これで、本当の終わり。それを実感して、能力者たちはほっと一息をつくのだった。
●悔悟
「本当に、申し訳ありません」
そう呟く老執事の顔に、壺に魅了された跡はない。ただ、消えない憔悴の色のみが、濃く残っているのみだった。
「お気を落とさずに。バグアの力は、あまりにも強いのですから‥‥」
優しく声をかける咲耶に、老執事は小さく礼をする。しかし、主を失い、自らも壺に魅了され、自信も希望も失っていることは、誰の目にも明らかだった。

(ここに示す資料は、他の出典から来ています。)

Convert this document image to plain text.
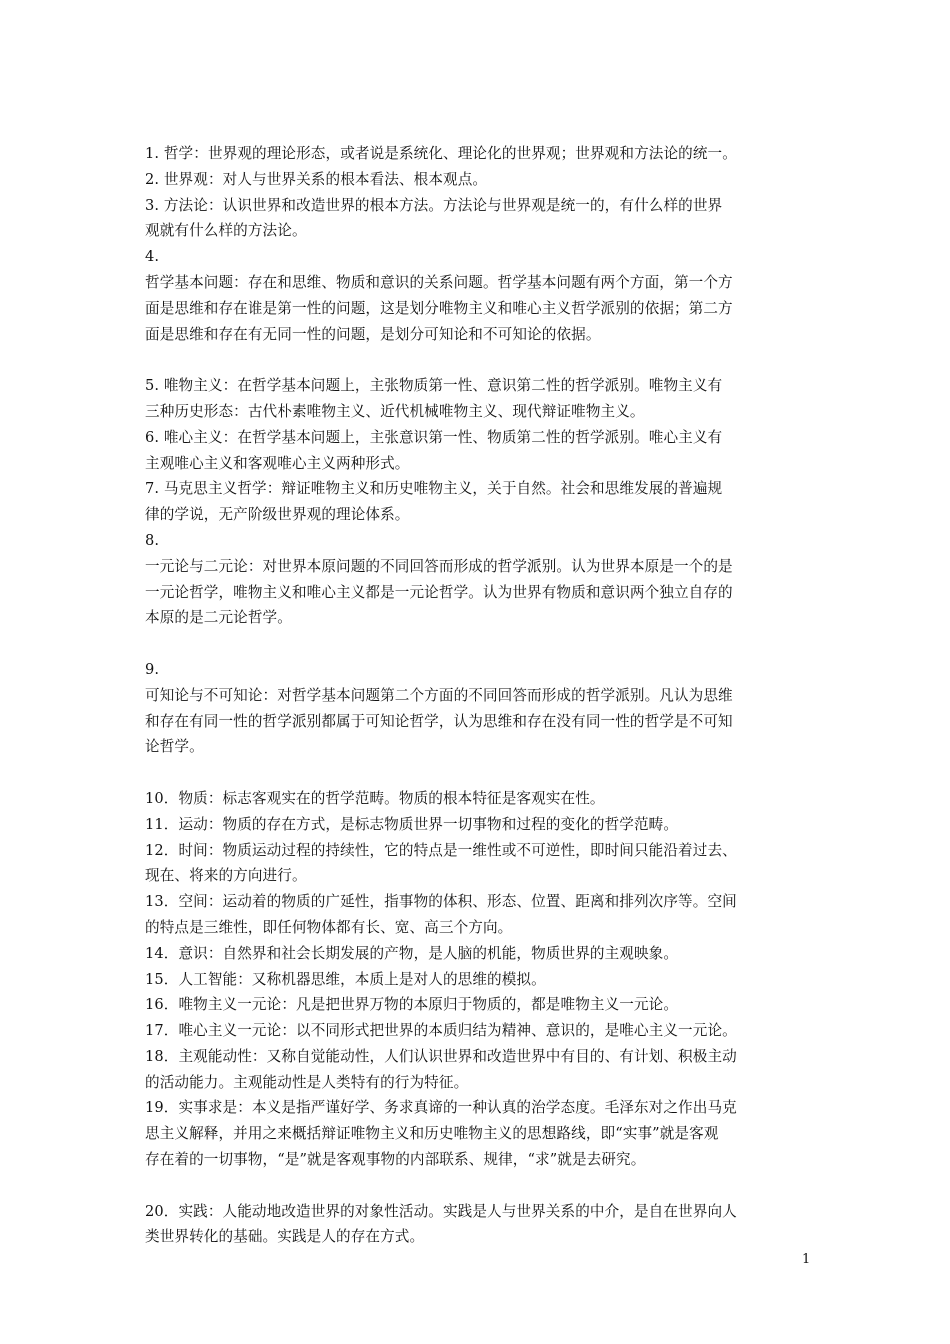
1. 哲学：世界观的理论形态，或者说是系统化、理论化的世界观；世界观和方法论的统一。
2. 世界观：对人与世界关系的根本看法、根本观点。
3. 方法论：认识世界和改造世界的根本方法。方法论与世界观是统一的，有什么样的世界
观就有什么样的方法论。
4.
哲学基本问题：存在和思维、物质和意识的关系问题。哲学基本问题有两个方面，第一个方
面是思维和存在谁是第一性的问题，这是划分唯物主义和唯心主义哲学派别的依据；第二方
面是思维和存在有无同一性的问题，是划分可知论和不可知论的依据。
5. 唯物主义：在哲学基本问题上，主张物质第一性、意识第二性的哲学派别。唯物主义有
三种历史形态：古代朴素唯物主义、近代机械唯物主义、现代辩证唯物主义。
6. 唯心主义：在哲学基本问题上，主张意识第一性、物质第二性的哲学派别。唯心主义有
主观唯心主义和客观唯心主义两种形式。
7. 马克思主义哲学：辩证唯物主义和历史唯物主义，关于自然。社会和思维发展的普遍规
律的学说，无产阶级世界观的理论体系。
8.
一元论与二元论：对世界本原问题的不同回答而形成的哲学派别。认为世界本原是一个的是
一元论哲学，唯物主义和唯心主义都是一元论哲学。认为世界有物质和意识两个独立自存的
本原的是二元论哲学。
9.
可知论与不可知论：对哲学基本问题第二个方面的不同回答而形成的哲学派别。凡认为思维
和存在有同一性的哲学派别都属于可知论哲学，认为思维和存在没有同一性的哲学是不可知
论哲学。
10．物质：标志客观实在的哲学范畴。物质的根本特征是客观实在性。
11．运动：物质的存在方式，是标志物质世界一切事物和过程的变化的哲学范畴。
12．时间：物质运动过程的持续性，它的特点是一维性或不可逆性，即时间只能沿着过去、
现在、将来的方向进行。
13．空间：运动着的物质的广延性，指事物的体积、形态、位置、距离和排列次序等。空间
的特点是三维性，即任何物体都有长、宽、高三个方向。
14．意识：自然界和社会长期发展的产物，是人脑的机能，物质世界的主观映象。
15．人工智能：又称机器思维，本质上是对人的思维的模拟。
16．唯物主义一元论：凡是把世界万物的本原归于物质的，都是唯物主义一元论。
17．唯心主义一元论：以不同形式把世界的本质归结为精神、意识的，是唯心主义一元论。
18．主观能动性：又称自觉能动性，人们认识世界和改造世界中有目的、有计划、积极主动
的活动能力。主观能动性是人类特有的行为特征。
19．实事求是：本义是指严谨好学、务求真谛的一种认真的治学态度。毛泽东对之作出马克
思主义解释，并用之来概括辩证唯物主义和历史唯物主义的思想路线，即“实事”就是客观
存在着的一切事物，“是”就是客观事物的内部联系、规律，“求”就是去研究。
20．实践：人能动地改造世界的对象性活动。实践是人与世界关系的中介，是自在世界向人
类世界转化的基础。实践是人的存在方式。
1
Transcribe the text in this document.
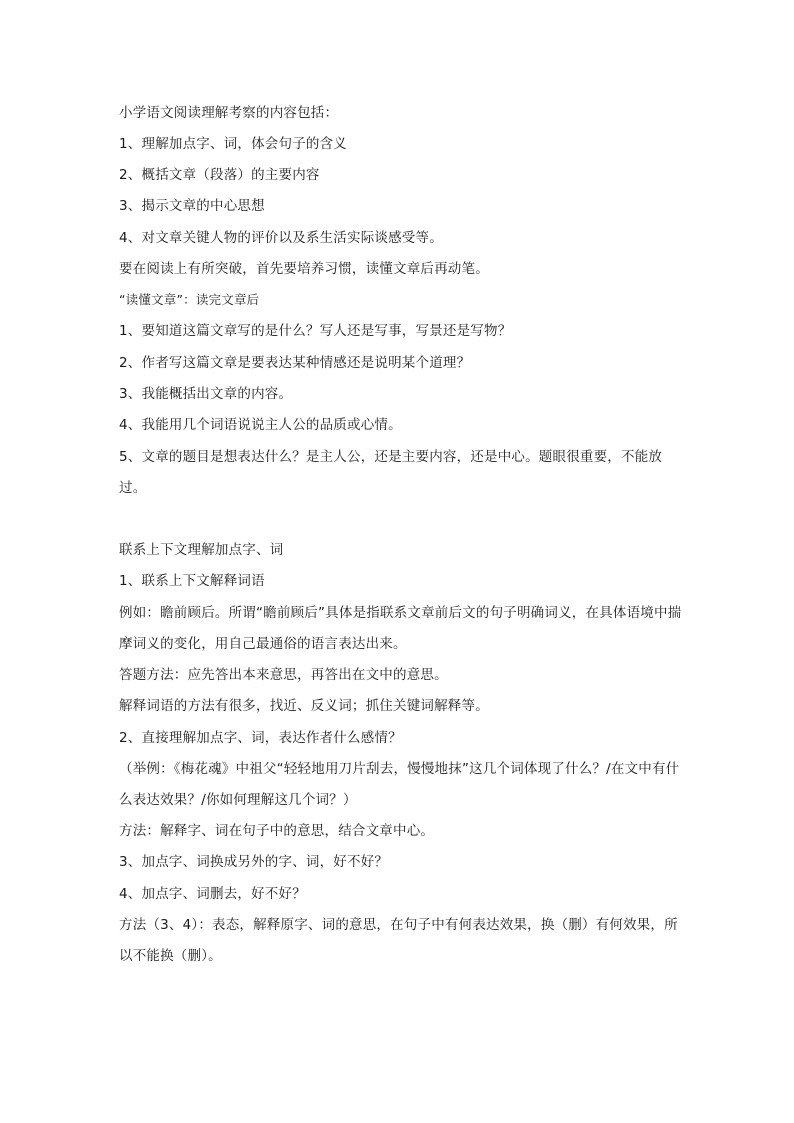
小学语文阅读理解考察的内容包括：
1、理解加点字、词，体会句子的含义
2、概括文章（段落）的主要内容
3、揭示文章的中心思想
4、对文章关键人物的评价以及系生活实际谈感受等。
要在阅读上有所突破，首先要培养习惯，读懂文章后再动笔。
“读懂文章”：读完文章后
1、要知道这篇文章写的是什么？写人还是写事，写景还是写物？
2、作者写这篇文章是要表达某种情感还是说明某个道理？
3、我能概括出文章的内容。
4、我能用几个词语说说主人公的品质或心情。
5、文章的题目是想表达什么？是主人公，还是主要内容，还是中心。题眼很重要，不能放过。
联系上下文理解加点字、词
1、联系上下文解释词语
例如：瞻前顾后。所谓“瞻前顾后”具体是指联系文章前后文的句子明确词义，在具体语境中揣摩词义的变化，用自己最通俗的语言表达出来。
答题方法：应先答出本来意思，再答出在文中的意思。
解释词语的方法有很多，找近、反义词；抓住关键词解释等。
2、直接理解加点字、词，表达作者什么感情？
（举例：《梅花魂》中祖父“轻轻地用刀片刮去，慢慢地抹”这几个词体现了什么？/在文中有什么表达效果？/你如何理解这几个词？）
方法：解释字、词在句子中的意思，结合文章中心。
3、加点字、词换成另外的字、词，好不好？
4、加点字、词删去，好不好？
方法（3、4）：表态，解释原字、词的意思，在句子中有何表达效果，换（删）有何效果，所以不能换（删）。
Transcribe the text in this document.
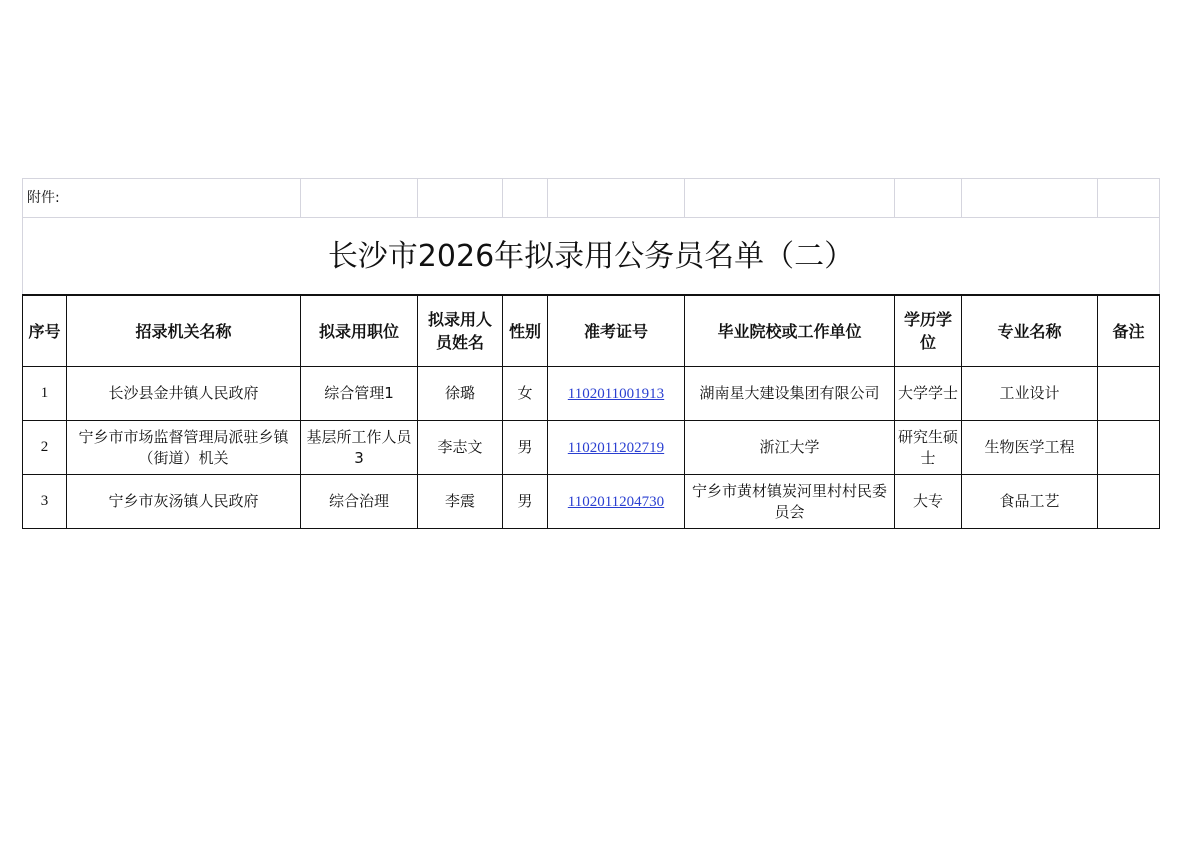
附件:									
长沙市2026年拟录用公务员名单（二）									
序号	招录机关名称	拟录用职位	拟录用人员姓名	性别	准考证号	毕业院校或工作单位	学历学位	专业名称	备注
1	长沙县金井镇人民政府	综合管理1	徐璐	女	1102011001913	湖南星大建设集团有限公司	大学学士	工业设计	
2	宁乡市市场监督管理局派驻乡镇（街道）机关	基层所工作人员3	李志文	男	1102011202719	浙江大学	研究生硕士	生物医学工程	
3	宁乡市灰汤镇人民政府	综合治理	李震	男	1102011204730	宁乡市黄材镇炭河里村村民委员会	大专	食品工艺	
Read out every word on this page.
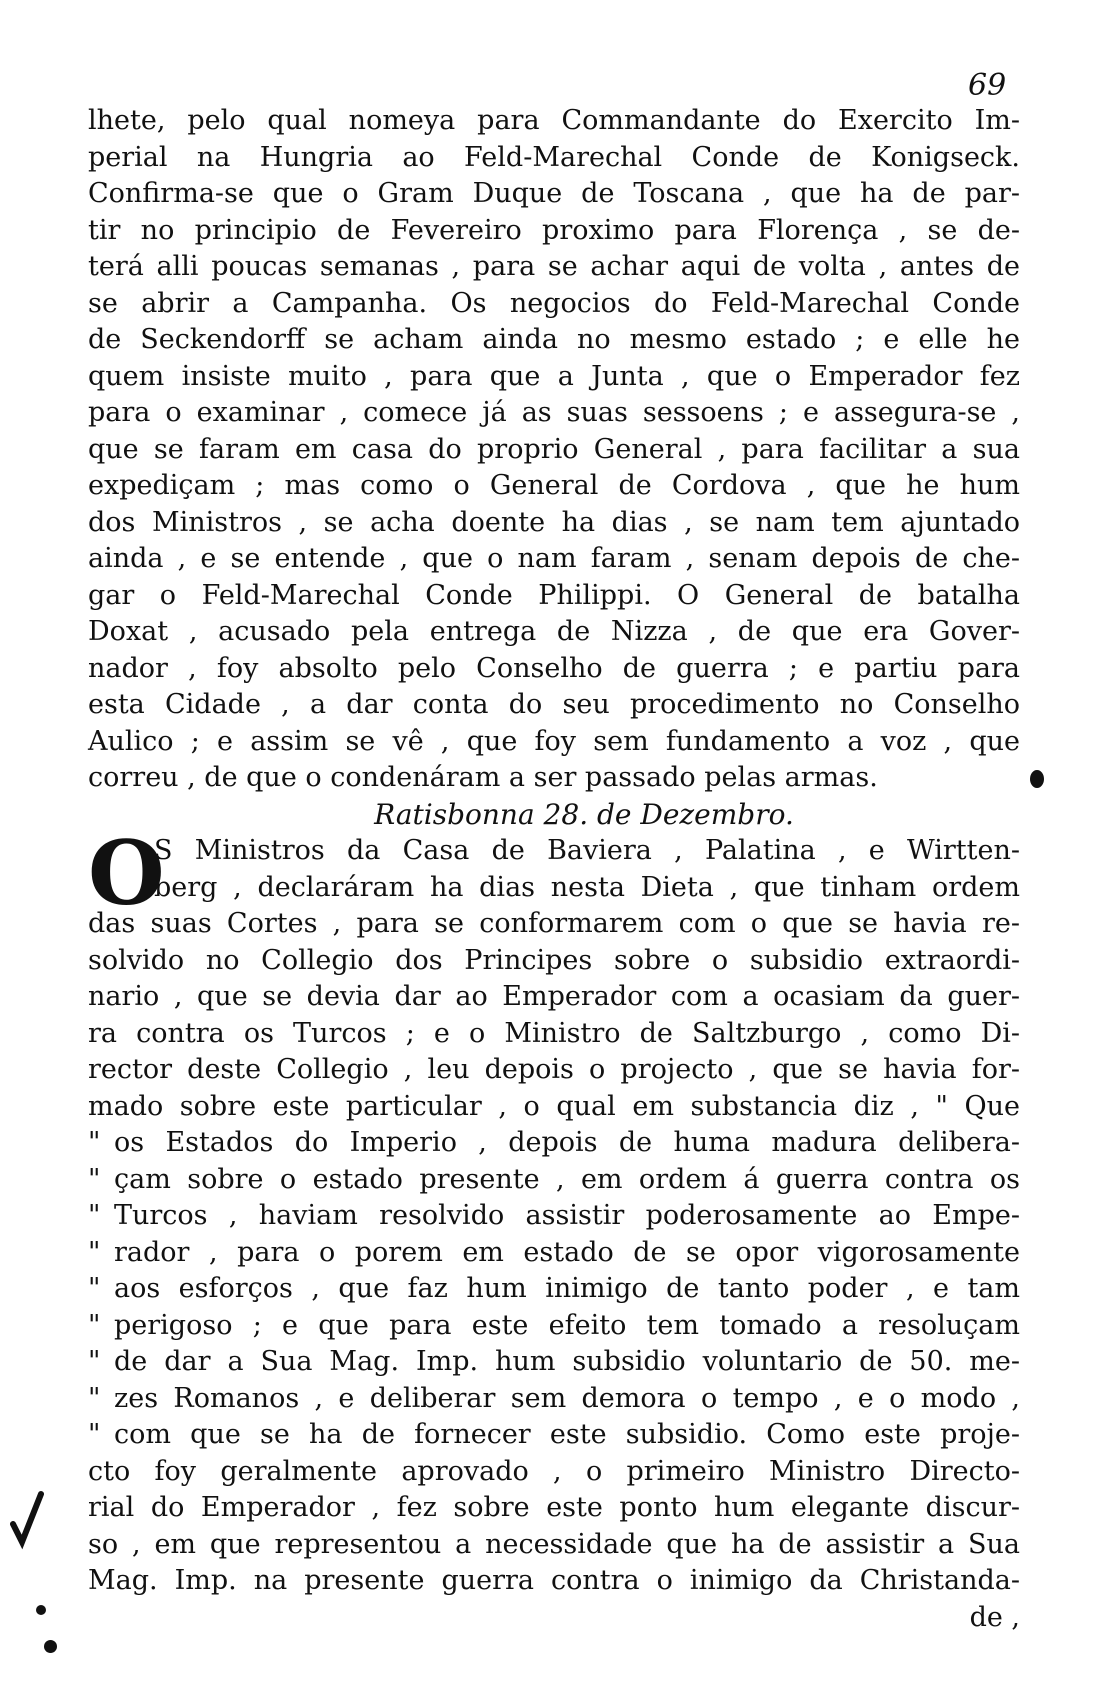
69
lhete, pelo qual nomeya para Commandante do Exercito Im-
perial na Hungria ao Feld-Marechal Conde de Konigseck.
Confirma-se que o Gram Duque de Toscana , que ha de par-
tir no principio de Fevereiro proximo para Florença , se de-
terá alli poucas semanas , para se achar aqui de volta , antes de
se abrir a Campanha. Os negocios do Feld-Marechal Conde
de Seckendorff se acham ainda no mesmo estado ; e elle he
quem insiste muito , para que a Junta , que o Emperador fez
para o examinar , comece já as suas sessoens ; e assegura-se ,
que se faram em casa do proprio General , para facilitar a sua
expediçam ; mas como o General de Cordova , que he hum
dos Ministros , se acha doente ha dias , se nam tem ajuntado
ainda , e se entende , que o nam faram , senam depois de che-
gar o Feld-Marechal Conde Philippi. O General de batalha
Doxat , acusado pela entrega de Nizza , de que era Gover-
nador , foy absolto pelo Conselho de guerra ; e partiu para
esta Cidade , a dar conta do seu procedimento no Conselho
Aulico ; e assim se vê , que foy sem fundamento a voz , que
correu , de que o condenáram a ser passado pelas armas.
Ratisbonna 28. de Dezembro.
O
S Ministros da Casa de Baviera , Palatina , e Wirtten-
berg , declaráram ha dias nesta Dieta , que tinham ordem
das suas Cortes , para se conformarem com o que se havia re-
solvido no Collegio dos Principes sobre o subsidio extraordi-
nario , que se devia dar ao Emperador com a ocasiam da guer-
ra contra os Turcos ; e o Ministro de Saltzburgo , como Di-
rector deste Collegio , leu depois o projecto , que se havia for-
mado sobre este particular , o qual em substancia diz , " Que
" os Estados do Imperio , depois de huma madura delibera-
" çam sobre o estado presente , em ordem á guerra contra os
" Turcos , haviam resolvido assistir poderosamente ao Empe-
" rador , para o porem em estado de se opor vigorosamente
" aos esforços , que faz hum inimigo de tanto poder , e tam
" perigoso ; e que para este efeito tem tomado a resoluçam
" de dar a Sua Mag. Imp. hum subsidio voluntario de 50. me-
" zes Romanos , e deliberar sem demora o tempo , e o modo ,
" com que se ha de fornecer este subsidio. Como este proje-
cto foy geralmente aprovado , o primeiro Ministro Directo-
rial do Emperador , fez sobre este ponto hum elegante discur-
so , em que representou a necessidade que ha de assistir a Sua
Mag. Imp. na presente guerra contra o inimigo da Christanda-
de ,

依頼は達成したというのに、皆の間に漂う重い雰囲気。その中で一人、八雲は笑顔だった。
「大丈夫ですよ」
「え?」
振り向く老執事に、八雲は確かにうなづいてみせ。
「見たところ、あなたは能力者に比類しうる力を持っている。もしエミタに適正があれば、キメラに十分に対抗できるはずです」
「それは。わたくしに、バグアと闘えと」
はい、とほほえむ八雲に、仲間たちも視線を交わす。
その様子を見ていた老執事は、しばし、迷うような色を瞳に浮かべると。
「‥‥分かりました。まずは検査だけでも」
そう呟く老執事の顔に、再び、生気が戻ろうとしていた。
「執事ですかあ、大変そうな仕事ですね」
「いえいえ。貴方様方に比べれば」
次第に打ち解ける能力者たち。その姿を、割れた壷の破片が、茫洋と見つめていた。